There’s a dark side, though, according to these articles.

Texas leads the nation in worker fatalities — for seven of the last 10 years, staying high here while falling nationally. And: “…when Texans get hurt or killed on the job, they have some of the weakest protections and stingiest benefits in the country”, according to the Tribune.

Additionally, Texas is the only state that doesn’t require private employers to carry workers’ compensation insurance or a private equivalent.
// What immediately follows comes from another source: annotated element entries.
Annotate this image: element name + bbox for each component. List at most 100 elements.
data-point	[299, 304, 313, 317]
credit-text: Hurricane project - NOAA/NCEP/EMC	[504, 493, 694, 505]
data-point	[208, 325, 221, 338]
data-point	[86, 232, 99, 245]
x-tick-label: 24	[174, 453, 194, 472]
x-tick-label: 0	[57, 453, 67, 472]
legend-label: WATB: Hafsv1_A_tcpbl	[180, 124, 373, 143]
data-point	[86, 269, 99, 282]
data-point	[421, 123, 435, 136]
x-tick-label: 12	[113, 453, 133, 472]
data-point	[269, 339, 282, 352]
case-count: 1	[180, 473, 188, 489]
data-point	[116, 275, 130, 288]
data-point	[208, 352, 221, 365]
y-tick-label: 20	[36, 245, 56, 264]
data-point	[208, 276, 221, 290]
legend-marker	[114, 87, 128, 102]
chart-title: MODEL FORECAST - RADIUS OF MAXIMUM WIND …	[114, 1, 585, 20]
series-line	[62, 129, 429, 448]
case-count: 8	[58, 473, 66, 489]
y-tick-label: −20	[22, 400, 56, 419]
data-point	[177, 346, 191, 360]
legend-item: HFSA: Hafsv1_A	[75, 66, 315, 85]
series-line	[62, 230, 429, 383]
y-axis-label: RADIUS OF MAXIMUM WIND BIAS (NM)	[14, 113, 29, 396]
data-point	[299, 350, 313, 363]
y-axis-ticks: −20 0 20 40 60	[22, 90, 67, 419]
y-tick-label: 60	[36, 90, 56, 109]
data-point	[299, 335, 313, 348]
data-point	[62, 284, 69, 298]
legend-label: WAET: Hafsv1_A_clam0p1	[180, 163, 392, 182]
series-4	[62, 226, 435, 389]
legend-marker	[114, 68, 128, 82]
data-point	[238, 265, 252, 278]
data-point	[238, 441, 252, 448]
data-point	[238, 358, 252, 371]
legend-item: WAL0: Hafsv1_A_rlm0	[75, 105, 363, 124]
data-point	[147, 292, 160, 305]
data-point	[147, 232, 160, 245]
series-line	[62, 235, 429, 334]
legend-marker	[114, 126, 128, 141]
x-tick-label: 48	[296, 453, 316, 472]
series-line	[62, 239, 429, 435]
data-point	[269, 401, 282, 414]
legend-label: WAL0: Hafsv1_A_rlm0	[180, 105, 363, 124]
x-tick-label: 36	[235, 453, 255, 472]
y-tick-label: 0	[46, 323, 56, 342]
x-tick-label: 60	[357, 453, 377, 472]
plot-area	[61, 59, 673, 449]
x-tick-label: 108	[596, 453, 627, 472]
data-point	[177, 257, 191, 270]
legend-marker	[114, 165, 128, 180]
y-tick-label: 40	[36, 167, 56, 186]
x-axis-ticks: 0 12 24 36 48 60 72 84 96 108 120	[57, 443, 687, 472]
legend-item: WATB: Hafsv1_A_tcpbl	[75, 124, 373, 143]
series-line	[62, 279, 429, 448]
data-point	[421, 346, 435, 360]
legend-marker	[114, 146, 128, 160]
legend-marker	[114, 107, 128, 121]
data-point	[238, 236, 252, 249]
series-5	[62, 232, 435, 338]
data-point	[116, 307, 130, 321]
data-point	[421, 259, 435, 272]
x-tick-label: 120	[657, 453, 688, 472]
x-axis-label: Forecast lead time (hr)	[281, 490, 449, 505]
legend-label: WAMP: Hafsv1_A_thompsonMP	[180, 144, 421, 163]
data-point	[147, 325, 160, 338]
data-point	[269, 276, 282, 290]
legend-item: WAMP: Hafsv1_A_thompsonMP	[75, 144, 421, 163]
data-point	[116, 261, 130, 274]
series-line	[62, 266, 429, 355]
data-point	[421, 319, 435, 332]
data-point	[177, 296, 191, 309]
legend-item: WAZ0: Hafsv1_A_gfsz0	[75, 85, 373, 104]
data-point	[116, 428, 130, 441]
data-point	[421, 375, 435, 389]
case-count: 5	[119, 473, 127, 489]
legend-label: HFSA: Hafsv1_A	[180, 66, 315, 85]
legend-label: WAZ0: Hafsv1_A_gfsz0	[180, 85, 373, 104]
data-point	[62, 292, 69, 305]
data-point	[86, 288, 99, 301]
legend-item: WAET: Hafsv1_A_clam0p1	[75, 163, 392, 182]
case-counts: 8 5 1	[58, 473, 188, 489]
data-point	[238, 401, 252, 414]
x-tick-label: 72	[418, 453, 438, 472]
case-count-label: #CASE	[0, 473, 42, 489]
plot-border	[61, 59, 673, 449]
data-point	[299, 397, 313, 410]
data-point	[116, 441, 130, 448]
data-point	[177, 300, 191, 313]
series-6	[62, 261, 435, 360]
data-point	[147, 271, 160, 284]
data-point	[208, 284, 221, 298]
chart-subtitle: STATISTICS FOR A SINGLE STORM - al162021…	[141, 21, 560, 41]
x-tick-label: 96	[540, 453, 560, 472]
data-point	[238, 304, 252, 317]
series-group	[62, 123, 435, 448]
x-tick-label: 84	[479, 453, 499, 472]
For the ones who do have some type of coverage:

“Nearly half of all employee claims are initially denied or disputed in whole or in part, and when those denials blossom into a major disagreement before the Texas Division of Workers’ Compensation, workers lose most of the time, according to state data.”

One federal government study (.pdf) found that in Texas, less than 50% of work-related injuries were paid for by workers’ compensation insurance, the lowest among the 10 states studied.

I could go on, and the Tribune’s articles do go on, but I think the point has been made.

The very lack of regulation (and to some degree, the lack of enforcement of regulations) is touted by state leaders as one of the reasons for Texas’ economic growth. Governor Rick Perry is known to publicly recruit companies from other states, including this sentence in an ad to New Yorkers: “If you’re tired of the same old recipe of over-taxation, over-regulation and frivolous litigation, get out before you go broke.”

Their message, though, is meant for the companies, the “job-creators”. The only message for the workers is the implied: “At least you’ll have a job”, which admittedly can be an optimistic message when jobs are hard to find elsewhere.

To me, it’s perfect evidence that the free market isn’t all it’s cracked up to be, that it consistently and almost without exception favors those already in power and/or who already have money.

To someone without a job and to a company head looking to expand or move, the Texas news is good news. But to almost everyone else, it’s a shame.

  1. >>my skepticism that the economy needs to keep “growing”<<

    So much of the time it seems like the business of business is just more business.

    Another way to look at it: imagine your grandchild on your knee and saying, "Remember that third quarter net profit of 12.8%? Wonderful memories."

  2. Zane says:

    One reason the fatality rate might be so high in Texas is that employers are not required to give paid breaks, lunch breaks are short, and there is no limit to how many hours an employer can make you work in a day. There are probably other states like this too, but it certainly can’t help the stats.